Imports Are Not Negative!
01/31/2020
The BEA released the first estimate of 2019 GDP yesterday. The headline number is fourth quarter real GDP growth, which came in at 2.1 percent. This made the estimate of real GDP growth for all of 2019 just 2.3 percent. Now, 2.3 is not terrible, but given the low low low unemployment rate of 3.5%, it feels like GDP should be stronger. Keep in mind, the 50-year average growth rate of real GDP is about 2.8 percent.
The graph below shows quarterly real GDP growth for the past 5 years.
There is a statement in the official BEA release that got me worked up. It's not technically wrong, but it is certainly misleading. The last paragraph on the first page ends with this sentence:
Imports, which are a subtraction in the calculation of GDP, decreased...

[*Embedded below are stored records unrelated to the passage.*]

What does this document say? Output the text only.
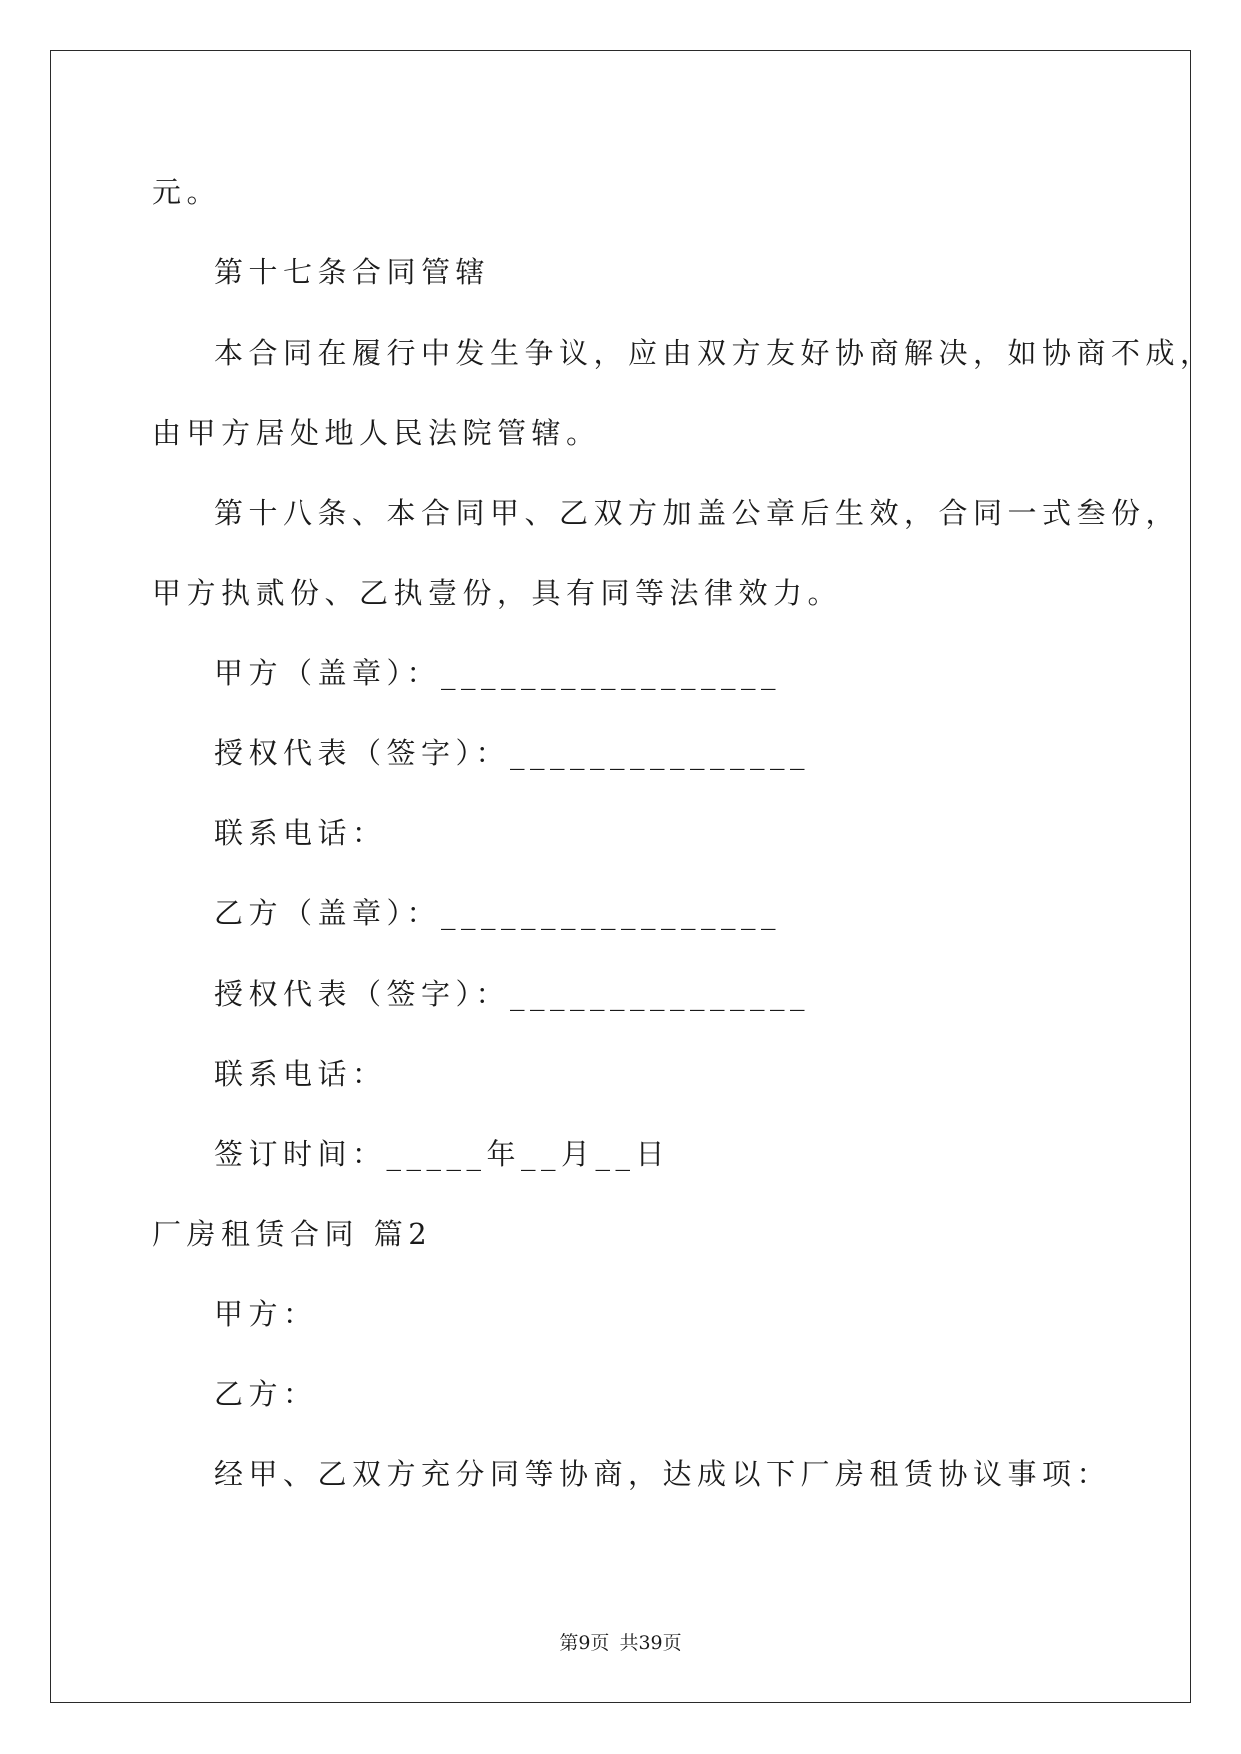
元。
第十七条合同管辖
本合同在履行中发生争议，应由双方友好协商解决，如协商不成，
由甲方居处地人民法院管辖。
第十八条、本合同甲、乙双方加盖公章后生效，合同一式叁份，
甲方执贰份、乙执壹份，具有同等法律效力。
甲方（盖章）：_________________
授权代表（签字）：_______________
联系电话：
乙方（盖章）：_________________
授权代表（签字）：_______________
联系电话：
签订时间：_____年__月__日
厂房租赁合同 篇2
甲方：
乙方：
经甲、乙双方充分同等协商，达成以下厂房租赁协议事项：
第9页 共39页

Sentences like this support the general misunderstanding of how imports affect GDP data and also the misunderstanding of the way imports affect our economy. Of course, imports DO enter the GDP accounting equation negatively: Y = C + I + G + (X - M), but then they also affect other components of GDP. So the effect nets out "in the calculation of GDP!" As I told my class this week, when we import a $30K Toyota from Japan, imports increase but so does consumption.
I think this wording irritates me because it gives fodder to the populist-isolationist view that imports are bad for our economy. By the way, there is a really nice Page One article from the St. Louis Fed on this very topic.